- Born: Peter Lawrence Cavanaugh September 8, 1941 Syracuse, New York, U.S.
- Died: August 13, 2021 (aged 79) Cincinnati, Ohio, U.S.
- Education: Le Moyne College
- Occupations: Disc jockey; radio station manager; author; columnist;
- Years active: 1964-2019
- Works: Local DJ; Wild Wednesday;
- Spouse: Eileen Cavanaugh ​ ​(m. 1964, died)​;

= Peter Cavanaugh =

American disc jockey and author (1941–2021)

Peter Cavanaugh was a radio jockey and radio station manager in the 1960s and 1990s, and a major contributor to the Flint Michigan rock and roll boom of the 1960s.

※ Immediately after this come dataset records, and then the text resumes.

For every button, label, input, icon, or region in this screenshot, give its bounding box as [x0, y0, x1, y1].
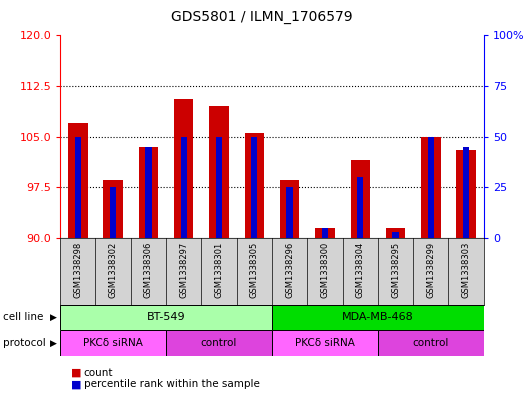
- Bar: [392, 232, 399, 238]
- Bar: [280, 180, 299, 238]
- Text: GSM1338303: GSM1338303: [462, 242, 471, 298]
- Text: cell line: cell line: [3, 312, 43, 322]
- Bar: [174, 99, 194, 238]
- Bar: [272, 305, 484, 330]
- Text: ▶: ▶: [50, 338, 56, 347]
- Bar: [272, 330, 378, 356]
- Text: ■: ■: [71, 367, 81, 378]
- Bar: [209, 106, 229, 238]
- Bar: [386, 228, 405, 238]
- Bar: [421, 136, 440, 238]
- Text: GSM1338304: GSM1338304: [356, 242, 365, 298]
- Bar: [428, 136, 434, 238]
- Bar: [245, 133, 264, 238]
- Text: GSM1338297: GSM1338297: [179, 242, 188, 298]
- Bar: [350, 160, 370, 238]
- Bar: [457, 150, 476, 238]
- Bar: [60, 330, 166, 356]
- Text: PKCδ siRNA: PKCδ siRNA: [83, 338, 143, 348]
- Text: GSM1338298: GSM1338298: [73, 242, 82, 298]
- Text: GSM1338306: GSM1338306: [144, 242, 153, 298]
- Bar: [315, 228, 335, 238]
- Bar: [110, 187, 116, 238]
- Text: GSM1338302: GSM1338302: [109, 242, 118, 298]
- Text: BT-549: BT-549: [147, 312, 185, 322]
- Text: GSM1338295: GSM1338295: [391, 242, 400, 298]
- Text: GSM1338296: GSM1338296: [285, 242, 294, 298]
- Bar: [75, 136, 81, 238]
- Bar: [145, 147, 152, 238]
- Text: ▶: ▶: [50, 313, 56, 322]
- Text: ■: ■: [71, 379, 81, 389]
- Text: control: control: [413, 338, 449, 348]
- Bar: [251, 136, 257, 238]
- Bar: [104, 180, 123, 238]
- Text: PKCδ siRNA: PKCδ siRNA: [295, 338, 355, 348]
- Text: count: count: [84, 367, 113, 378]
- Bar: [378, 330, 484, 356]
- Text: control: control: [201, 338, 237, 348]
- Bar: [322, 228, 328, 238]
- Bar: [166, 330, 272, 356]
- Bar: [60, 305, 272, 330]
- Text: GSM1338305: GSM1338305: [250, 242, 259, 298]
- Bar: [287, 187, 293, 238]
- Bar: [216, 136, 222, 238]
- Text: protocol: protocol: [3, 338, 46, 348]
- Bar: [357, 177, 363, 238]
- Text: percentile rank within the sample: percentile rank within the sample: [84, 379, 259, 389]
- Bar: [68, 123, 87, 238]
- Text: MDA-MB-468: MDA-MB-468: [342, 312, 414, 322]
- Bar: [180, 136, 187, 238]
- Text: GSM1338299: GSM1338299: [426, 242, 435, 298]
- Text: GSM1338300: GSM1338300: [321, 242, 329, 298]
- Bar: [463, 147, 469, 238]
- Text: GSM1338301: GSM1338301: [214, 242, 223, 298]
- Bar: [139, 147, 158, 238]
- Text: GDS5801 / ILMN_1706579: GDS5801 / ILMN_1706579: [170, 10, 353, 24]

== Early life and career ==
Born September 8, 1941, in Syracuse, New York, Cavanaugh was exposed to radio drama at an early age, his father Donald Cavanaugh, died broadcasting live in the summer of 1948. Thanks to a local Parish's Catholic youth ministry teenage Cavanaugh got his first chance to broadcast. He also met his future wife Eileen Scaia through the Catholic Youth Organization. At the age of 16 he had an overall audience share of 58% at his hometown station, WNDR.

After high school he worked full-time as a disc jockey while earning a BA in political science from Le Moyne College in Syracuse before moving to Flint, Michigan where he began work as a local DJ. Cavanaugh premiered artists such AC/DC and The Who to the United States. Cavanaugh moved from the air to control the radio and served as general manager of WTAC. In 1977, he began working for Reams Broadcasting, becoming the general manager of WWCK-FM in Flint, Michigan, and also hosted their "Sunday 60s" radio program every Sunday morning.

== Retirement ==
=== Local DJ ===
In 2002, Cavanaugh self-published an autobiography published via Xlibris.

=== Featuring in the Rock and Roll Hall of fame ===
In 2011, Cavanaugh was chosen as one of the Radio DJs to be listened to in the Rock and Roll Hall of Fame's "On the Air: Rock and Roll and Radio." exhibit.